Award-winning poetry by established and emerging poets throughout the summer.
A. H. Jerriod Avant was born and raised in Longtown, Mississippi. A graduate of Jackson State University, he’s earned MFA degrees from Spalding University and New York University. He’s received scholarships from the Breadloaf Writer’s Conference and Naropa University’s Summer Writing Program. Jerriod has received two winter fellowships from the Fine Arts Work Center in Provincetown and an emerging artist grant from the St. Botolph Club Foundation. His work has been published in the Boston Review, Callaloo, Virginia Quarterly Review, Obsidian, The Yale Review, and other journals. He’s most recently received his Ph.D. English from the University of Rhode Island and was a Teaching Fellow in English at Wesleyan University (2022-2023). His first book, Muscadine will be published with Four Way Books (September 15, 2023.)
Myronn Hardy is the author of, most recently, Aurora Americana, published by Princeton University Press. His books have garnered the PEN/Oakland Josephine Award, the Hurston/Wright Legacy Award for Poetry, and the Griot-Stadler Prize for Poetry. He has received fellowships from the Bread Loaf Writers’ Conference, Sacatar Foundation, Valpariso, Djerassi Foundation, and the Annenberg Foundation. He is the winner of the Prairie Schooner Strousse Award, given to the best poem or group of poems published that year in the journal. His poems have appeared in the New York Times Magazine, Poetry, the New Republic, the Georgia Review, the Baffler, Ploughshares, the Virginia Quarterly Review, Michigan Quarterly Review, Indiana Review, Seneca Review, and elsewhere. He teaches at Bates College. He lives in Maine.
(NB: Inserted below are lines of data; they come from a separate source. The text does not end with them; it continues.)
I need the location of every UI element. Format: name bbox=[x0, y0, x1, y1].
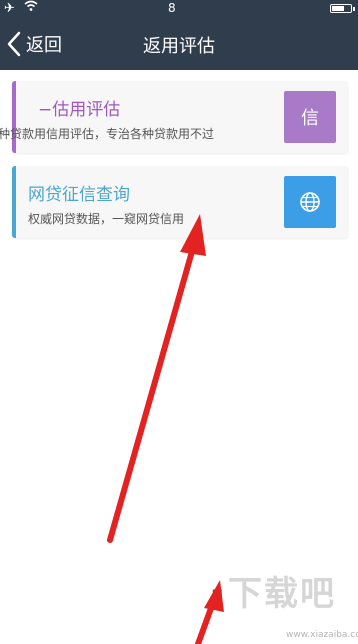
card-description: 种贷款用信用评估，专治各种贷款用不过 bbox=[0, 127, 215, 141]
bottom-text: 用 bbox=[211, 588, 224, 602]
airplane-mode-icon: ✈ bbox=[4, 1, 15, 16]
card-accent-bar bbox=[12, 166, 16, 238]
card-description: 权威网贷数据，一窥网贷信用 bbox=[28, 212, 185, 226]
wifi-icon bbox=[24, 0, 38, 16]
watermark-logo: 下载吧 bbox=[228, 574, 336, 614]
battery-icon bbox=[330, 4, 355, 13]
credit-evaluation-card[interactable]: −估用评估 种贷款用信用评估，专治各种贷款用不过 信 bbox=[0, 81, 348, 153]
card-title: 网贷征信查询 bbox=[28, 185, 130, 205]
status-bar: ✈ 8 bbox=[0, 0, 358, 18]
nav-bar: 返回 返用评估 bbox=[0, 18, 358, 70]
tile-label: 信 bbox=[301, 108, 319, 129]
net-loan-credit-query-card[interactable]: 网贷征信查询 权威网贷数据，一窥网贷信用 bbox=[12, 166, 348, 238]
globe-icon[interactable] bbox=[284, 176, 336, 228]
status-time: 8 bbox=[168, 1, 176, 15]
credit-tile-icon[interactable]: 信 bbox=[284, 91, 336, 143]
page-title: 返用评估 bbox=[143, 36, 215, 57]
card-title: −估用评估 bbox=[38, 100, 121, 120]
watermark-url: www.xiazaiba.com bbox=[286, 630, 358, 640]
card-accent-bar bbox=[12, 81, 16, 153]
content-area: −估用评估 种贷款用信用评估，专治各种贷款用不过 信 网贷征信查询 权威网贷数据… bbox=[0, 70, 358, 644]
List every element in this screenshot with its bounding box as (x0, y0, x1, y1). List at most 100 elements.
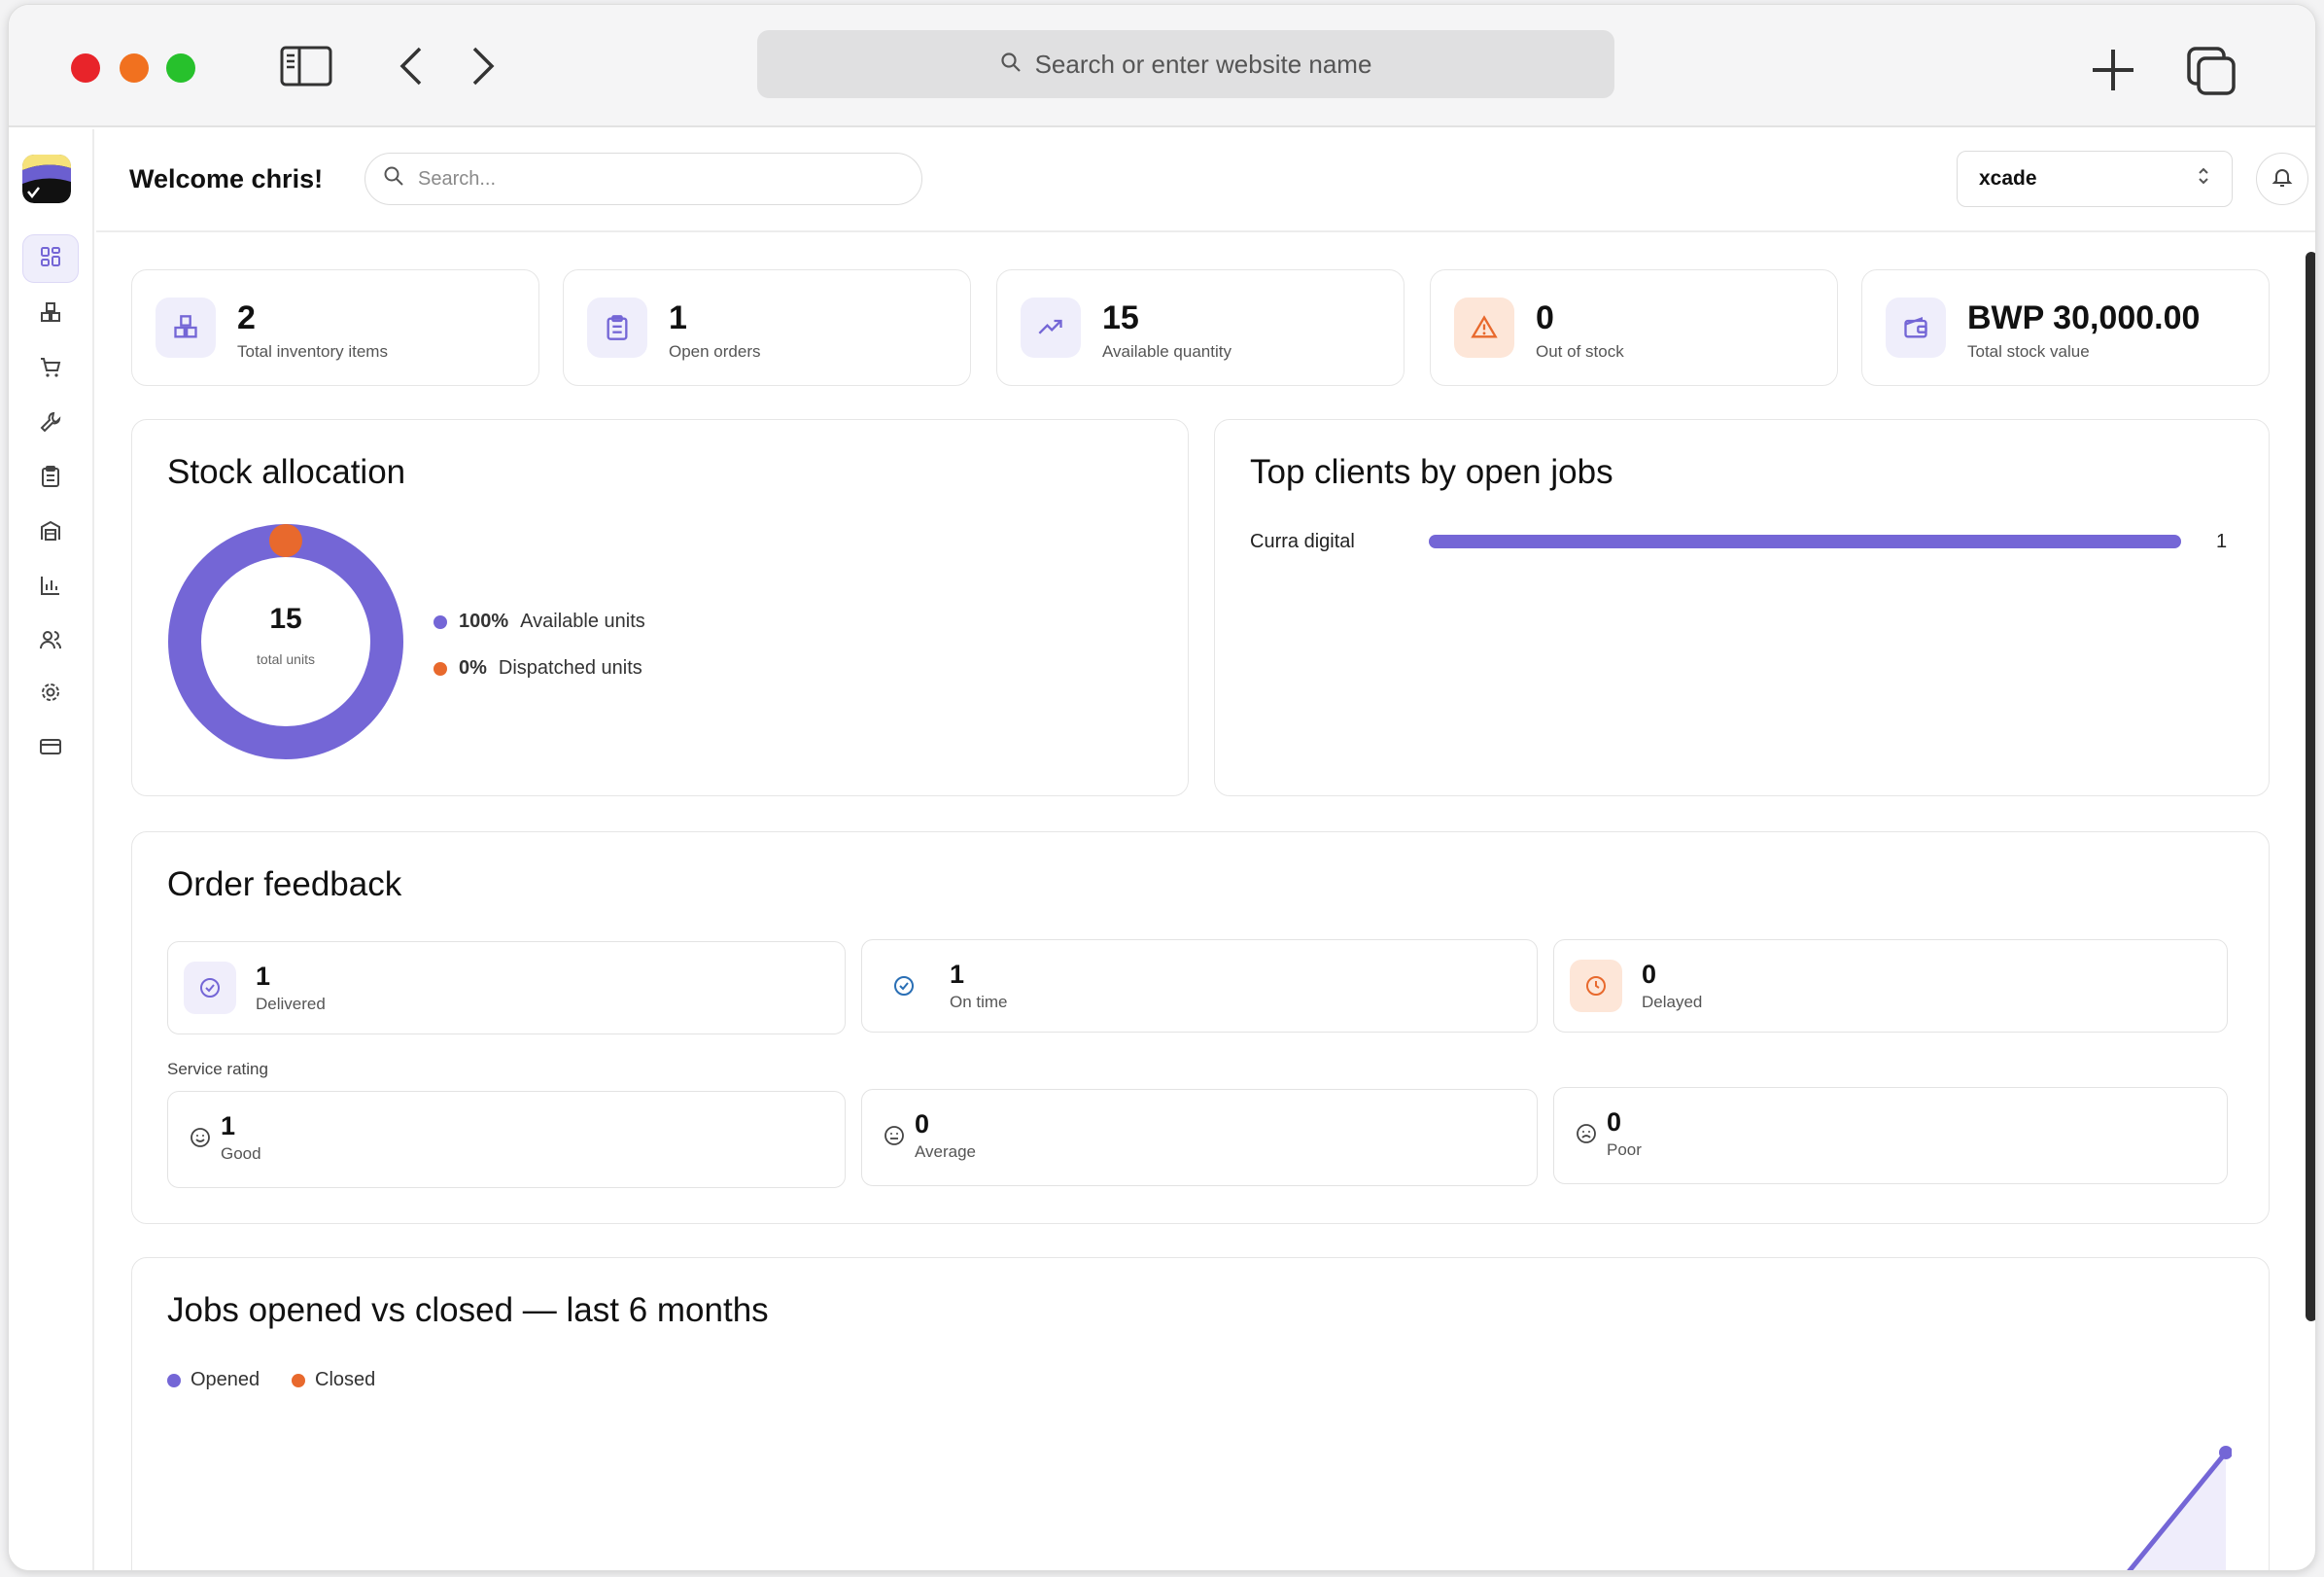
sidebar-item-settings[interactable] (22, 670, 79, 718)
boxes-icon (39, 301, 62, 330)
address-bar-placeholder: Search or enter website name (1034, 49, 1372, 79)
legend-label: Opened (191, 1369, 260, 1390)
wrench-icon (39, 410, 62, 438)
service-rating-label: Service rating (167, 1060, 268, 1078)
sidebar-item-dashboard[interactable] (22, 234, 79, 283)
stat-label: Available quantity (1102, 342, 1231, 361)
legend-dot (292, 1373, 305, 1387)
sidebar-item-warehouse[interactable] (22, 508, 79, 557)
building-icon (39, 519, 62, 547)
order-feedback-title: Order feedback (167, 865, 402, 903)
stat-label: Out of stock (1536, 342, 1624, 361)
clock-icon (1570, 960, 1622, 1012)
stat-card-total-inventory-items: 2 Total inventory items (131, 269, 539, 386)
feedback-delivered: 1 Delivered (167, 941, 846, 1034)
welcome-message: Welcome chris! (129, 164, 324, 193)
notifications-button[interactable] (2256, 153, 2308, 205)
back-icon[interactable] (392, 44, 431, 88)
legend-closed: Closed (292, 1369, 375, 1391)
clipboard-icon (39, 465, 62, 493)
wallet-icon (1886, 298, 1946, 358)
search-input[interactable] (418, 167, 885, 191)
legend-label: Closed (315, 1369, 376, 1390)
search-icon (1000, 50, 1022, 80)
client-bar-fill (1429, 535, 2181, 548)
search-icon (383, 165, 404, 193)
legend-label: Available units (520, 611, 645, 632)
sidebar-item-jobs[interactable] (22, 400, 79, 448)
scrollbar-thumb[interactable] (2306, 252, 2315, 1321)
rating-average: 0 Average (861, 1089, 1538, 1186)
jobs-chart-card: Jobs opened vs closed — last 6 months Op… (131, 1257, 2270, 1570)
rating-good: 1 Good (167, 1091, 846, 1188)
feedback-value: 1 (256, 962, 271, 991)
top-clients-title: Top clients by open jobs (1250, 453, 1613, 491)
bell-icon (2271, 165, 2294, 193)
rating-label: Good (221, 1144, 261, 1163)
app-search[interactable] (364, 153, 922, 205)
smile-icon (174, 1111, 226, 1164)
check-circle-icon (184, 962, 236, 1014)
jobs-chart-plot (2127, 1446, 2232, 1570)
page-scrollbar[interactable] (2306, 238, 2315, 1327)
bar-chart-icon (39, 574, 62, 602)
rating-poor: 0 Poor (1553, 1087, 2228, 1184)
minimize-window-button[interactable] (120, 53, 149, 83)
client-name: Curra digital (1250, 531, 1355, 552)
legend-pct: 0% (459, 657, 487, 679)
client-value: 1 (2216, 531, 2228, 552)
feedback-label: On time (950, 993, 1008, 1011)
cart-icon (39, 356, 62, 384)
trend-up-icon (1021, 298, 1081, 358)
feedback-value: 0 (1642, 960, 1657, 989)
credit-card-icon (39, 735, 62, 763)
chevron-up-down-icon (2197, 165, 2210, 193)
forward-icon[interactable] (464, 44, 503, 88)
rating-value: 0 (915, 1109, 930, 1139)
donut-total-value: 15 (269, 603, 302, 635)
sidebar-item-inventory[interactable] (22, 291, 79, 339)
legend-opened: Opened (167, 1369, 260, 1391)
stat-card-open-orders: 1 Open orders (563, 269, 971, 386)
browser-window: Search or enter website name Welcome chr… (8, 4, 2316, 1571)
rating-label: Average (915, 1142, 977, 1161)
legend-label: Dispatched units (498, 657, 642, 679)
jobs-chart-title: Jobs opened vs closed — last 6 months (167, 1291, 769, 1329)
app-sidebar (9, 129, 94, 1570)
new-tab-icon[interactable] (2087, 44, 2139, 96)
donut-segment-dispatched (269, 524, 302, 557)
stat-value: 1 (669, 299, 687, 336)
app-logo[interactable] (22, 155, 71, 203)
sidebar-item-orders[interactable] (22, 345, 79, 394)
stock-allocation-title: Stock allocation (167, 453, 406, 491)
sidebar-item-clients[interactable] (22, 617, 79, 666)
order-feedback-card: Order feedback 1 Delivered 1 On time 0 D… (131, 831, 2270, 1224)
stat-label: Open orders (669, 342, 761, 361)
stat-label: Total stock value (1967, 342, 2090, 361)
organization-select[interactable]: xcade (1957, 151, 2233, 207)
maximize-window-button[interactable] (166, 53, 195, 83)
feedback-on-time: 1 On time (861, 939, 1538, 1033)
legend-pct: 100% (459, 611, 509, 632)
donut-segment-available (168, 524, 403, 759)
sidebar-item-reports[interactable] (22, 563, 79, 612)
stat-card-available-quantity: 15 Available quantity (996, 269, 1405, 386)
rating-value: 1 (221, 1111, 236, 1140)
legend-dot (434, 661, 447, 676)
sidebar-item-billing[interactable] (22, 724, 79, 773)
stat-card-total-stock-value: BWP 30,000.00 Total stock value (1861, 269, 2270, 386)
feedback-label: Delivered (256, 995, 326, 1013)
top-clients-card: Top clients by open jobs Curra digital 1 (1214, 419, 2270, 796)
legend-dot (167, 1373, 181, 1387)
sidebar-item-tasks[interactable] (22, 454, 79, 503)
tabs-overview-icon[interactable] (2184, 44, 2238, 98)
feedback-label: Delayed (1642, 993, 1703, 1011)
address-bar[interactable]: Search or enter website name (757, 30, 1614, 98)
organization-select-value: xcade (1979, 167, 2037, 190)
dashboard-icon (39, 245, 62, 273)
neutral-face-icon (868, 1109, 920, 1162)
close-window-button[interactable] (71, 53, 100, 83)
sidebar-toggle-icon[interactable] (279, 44, 333, 88)
stat-label: Total inventory items (237, 342, 388, 361)
legend-available: 100% Available units (434, 611, 645, 633)
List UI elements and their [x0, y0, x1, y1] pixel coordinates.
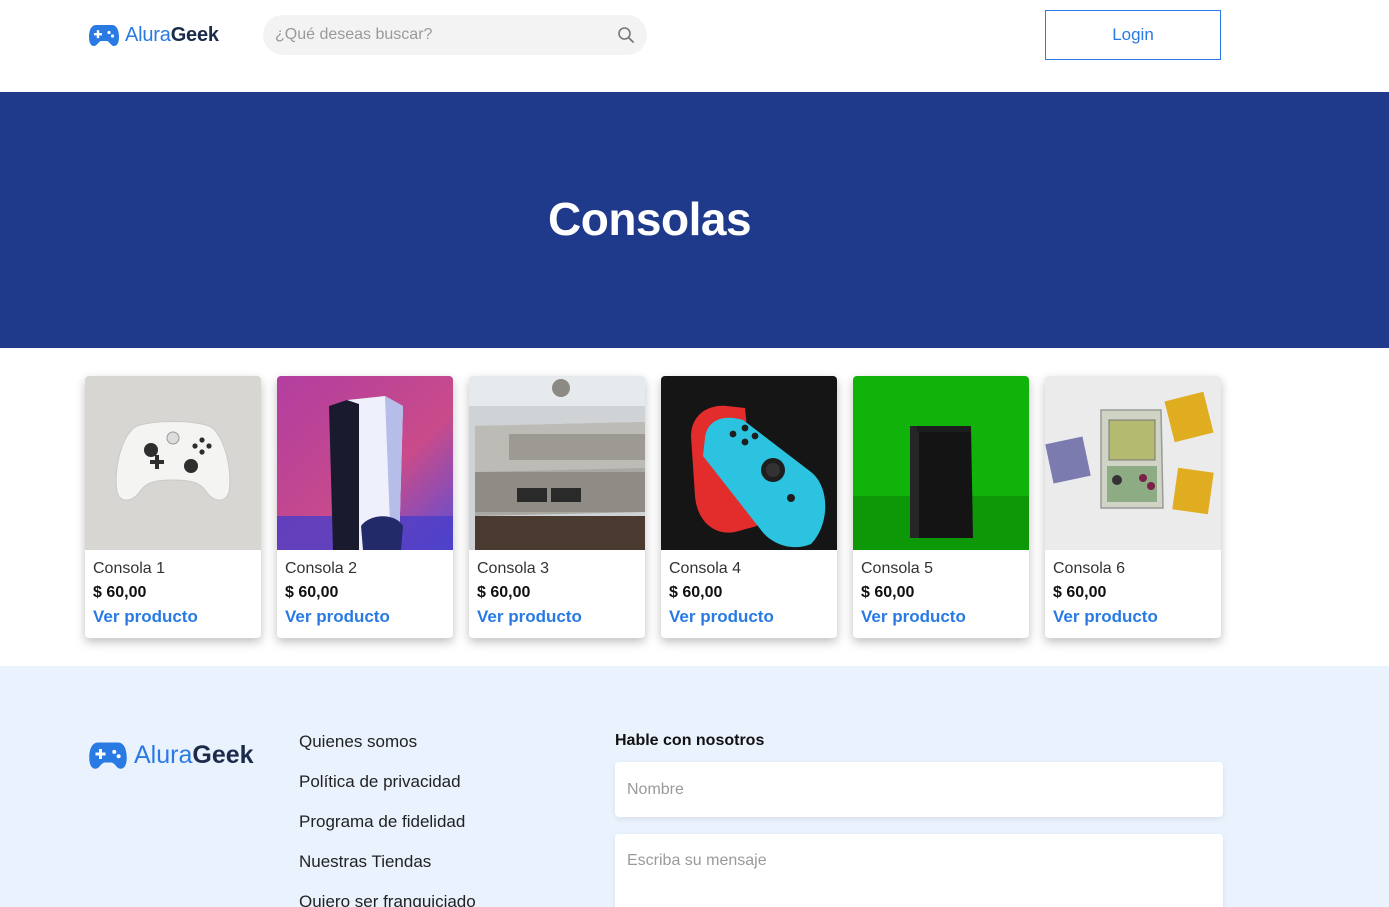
gamepad-icon	[89, 742, 127, 769]
product-image-nintendo-nes[interactable]	[469, 376, 645, 550]
footer-logo[interactable]: AluraGeek	[88, 740, 254, 770]
footer-link-item: Política de privacidad	[299, 772, 476, 812]
gamepad-icon	[89, 25, 119, 46]
footer-link-item: Nuestras Tiendas	[299, 852, 476, 892]
product-price: $ 60,00	[669, 584, 723, 601]
view-product-link[interactable]: Ver producto	[669, 607, 774, 627]
link-programa-fidelidad[interactable]: Programa de fidelidad	[299, 812, 465, 831]
product-list: Consola 1 $ 60,00 Ver producto Consola 2…	[0, 348, 1389, 666]
product-price: $ 60,00	[1053, 584, 1107, 601]
link-quienes-somos[interactable]: Quienes somos	[299, 732, 417, 751]
product-price: $ 60,00	[861, 584, 915, 601]
product-card[interactable]: Consola 4 $ 60,00 Ver producto	[661, 376, 837, 638]
product-card[interactable]: Consola 6 $ 60,00 Ver producto	[1045, 376, 1221, 638]
contact-form: Hable con nosotros	[615, 732, 1223, 907]
search-icon[interactable]	[617, 26, 635, 44]
product-name: Consola 1	[93, 560, 166, 577]
view-product-link[interactable]: Ver producto	[1053, 607, 1158, 627]
name-field[interactable]	[615, 762, 1223, 817]
header-logo[interactable]: AluraGeek	[88, 22, 219, 48]
product-image-playstation-5[interactable]	[277, 376, 453, 550]
page-title: Consolas	[548, 193, 752, 245]
product-name: Consola 5	[861, 560, 934, 577]
search-bar	[263, 15, 647, 55]
view-product-link[interactable]: Ver producto	[477, 607, 582, 627]
product-card[interactable]: Consola 5 $ 60,00 Ver producto	[853, 376, 1029, 638]
site-header: AluraGeek Login	[0, 0, 1389, 92]
product-card[interactable]: Consola 1 $ 60,00 Ver producto	[85, 376, 261, 638]
product-image-xbox-series-x[interactable]	[853, 376, 1029, 550]
login-button[interactable]: Login	[1045, 10, 1221, 60]
product-card[interactable]: Consola 3 $ 60,00 Ver producto	[469, 376, 645, 638]
site-footer: AluraGeek Quienes somos Política de priv…	[0, 666, 1389, 907]
product-image-game-boy[interactable]	[1045, 376, 1221, 550]
view-product-link[interactable]: Ver producto	[285, 607, 390, 627]
search-input[interactable]	[275, 15, 605, 55]
contact-title: Hable con nosotros	[615, 732, 765, 749]
link-nuestras-tiendas[interactable]: Nuestras Tiendas	[299, 852, 431, 871]
product-name: Consola 3	[477, 560, 550, 577]
product-name: Consola 2	[285, 560, 358, 577]
footer-links: Quienes somos Política de privacidad Pro…	[299, 732, 476, 907]
brand-name: AluraGeek	[134, 740, 254, 769]
product-price: $ 60,00	[93, 584, 147, 601]
product-image-nintendo-switch[interactable]	[661, 376, 837, 550]
footer-link-item: Quiero ser franquiciado	[299, 892, 476, 907]
footer-link-item: Programa de fidelidad	[299, 812, 476, 852]
product-image-xbox-controller[interactable]	[85, 376, 261, 550]
message-field[interactable]	[615, 834, 1223, 907]
link-franquiciado[interactable]: Quiero ser franquiciado	[299, 892, 476, 907]
hero-banner: Consolas	[0, 92, 1389, 348]
product-name: Consola 6	[1053, 560, 1126, 577]
product-card[interactable]: Consola 2 $ 60,00 Ver producto	[277, 376, 453, 638]
product-price: $ 60,00	[285, 584, 339, 601]
product-price: $ 60,00	[477, 584, 531, 601]
view-product-link[interactable]: Ver producto	[861, 607, 966, 627]
link-politica-privacidad[interactable]: Política de privacidad	[299, 772, 461, 791]
brand-name: AluraGeek	[125, 23, 219, 46]
footer-link-item: Quienes somos	[299, 732, 476, 772]
product-name: Consola 4	[669, 560, 742, 577]
view-product-link[interactable]: Ver producto	[93, 607, 198, 627]
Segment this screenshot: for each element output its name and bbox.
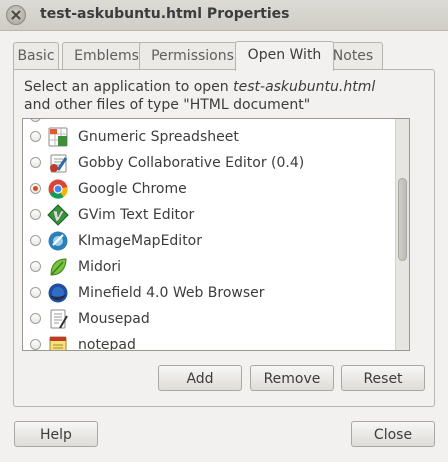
midori-icon xyxy=(50,258,67,276)
reset-button[interactable]: Reset xyxy=(341,365,425,391)
radio-button-selected[interactable] xyxy=(30,183,41,194)
help-button[interactable]: Help xyxy=(14,421,98,447)
list-item[interactable]: Google Chrome xyxy=(23,176,395,202)
list-item[interactable]: notepad xyxy=(23,332,395,351)
list-item[interactable]: Gobby Collaborative Editor (0.4) xyxy=(23,150,395,176)
radio-button[interactable] xyxy=(30,339,41,350)
list-item[interactable]: KImageMapEditor xyxy=(23,228,395,254)
scrollbar-thumb[interactable] xyxy=(398,178,407,261)
radio-button[interactable] xyxy=(30,235,41,246)
application-name: Minefield 4.0 Web Browser xyxy=(78,285,265,301)
tab-emblems[interactable]: Emblems xyxy=(62,42,151,69)
list-scrollbar[interactable] xyxy=(395,119,409,350)
mousepad-icon xyxy=(50,309,68,329)
radio-button[interactable] xyxy=(30,131,41,142)
radio-button[interactable] xyxy=(30,119,41,122)
google-chrome-icon xyxy=(48,179,68,199)
kimagemapeditor-icon xyxy=(48,231,68,251)
list-item[interactable]: Mousepad xyxy=(23,306,395,332)
description-prefix: Select an application to open xyxy=(24,79,234,95)
description-line2: and other files of type "HTML document" xyxy=(24,97,311,113)
application-name: GVim Text Editor xyxy=(78,207,195,223)
radio-button[interactable] xyxy=(30,157,41,168)
radio-button[interactable] xyxy=(30,313,41,324)
properties-window: test-askubuntu.html Properties Basic Emb… xyxy=(0,0,448,462)
window-title: test-askubuntu.html Properties xyxy=(40,6,290,22)
list-item[interactable]: Gnumeric Spreadsheet xyxy=(23,124,395,150)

Leslie Sainz is the author of Have You Been Long Enough at Table (Tin House, 2023). The daughter of Cuban exiles, she is the recipient of a 2021 National Endowment for the Arts Poetry Fellowship. Her work has appeared in or is forthcoming from The Academy of American Poets’ Poem-a-Day, the Yale Review, Kenyon Review, AGNI, Narrative, and elsewhere. A three-time National Poetry Series finalist, she’s received scholarships, fellowships, and honors from CantoMundo, the Miami Writers Institute, the Adroit Journal, and the Stadler Center for Poetry & Literary Arts at Bucknell University. She is the managing editor of the New England Review.
Sean Singer is the author of Discography (Yale University Press, 2002), winner of the Yale Series of Younger Poets Prize, selected by W.S. Merwin, and the Norma Farber First Book Award from the Poetry Society of America; Honey & Smoke (Eyewear Publishing, 2015); and Today in the Taxi (Tupelo Press, 2022) which won the 2023 National Jewish Book award.
Hosted by Nathan McClain, a poet, editor, and educator living in Amherst, Massachusetts. He is the author of Scale (Four Way Books, 2017) and Previously Owned (Four Way Books, 2022), and his poems and prose have recently appeared, or are forthcoming, in Poetry Northwest, Green Mountains Review, Poem-a-Day, The Common, The Critical Flame, and upstreet, among others. He is Assistant Professor of Creative Writing and African American Literary Arts at Hampshire College, and serves as Poetry Editor of The Massachusetts Review.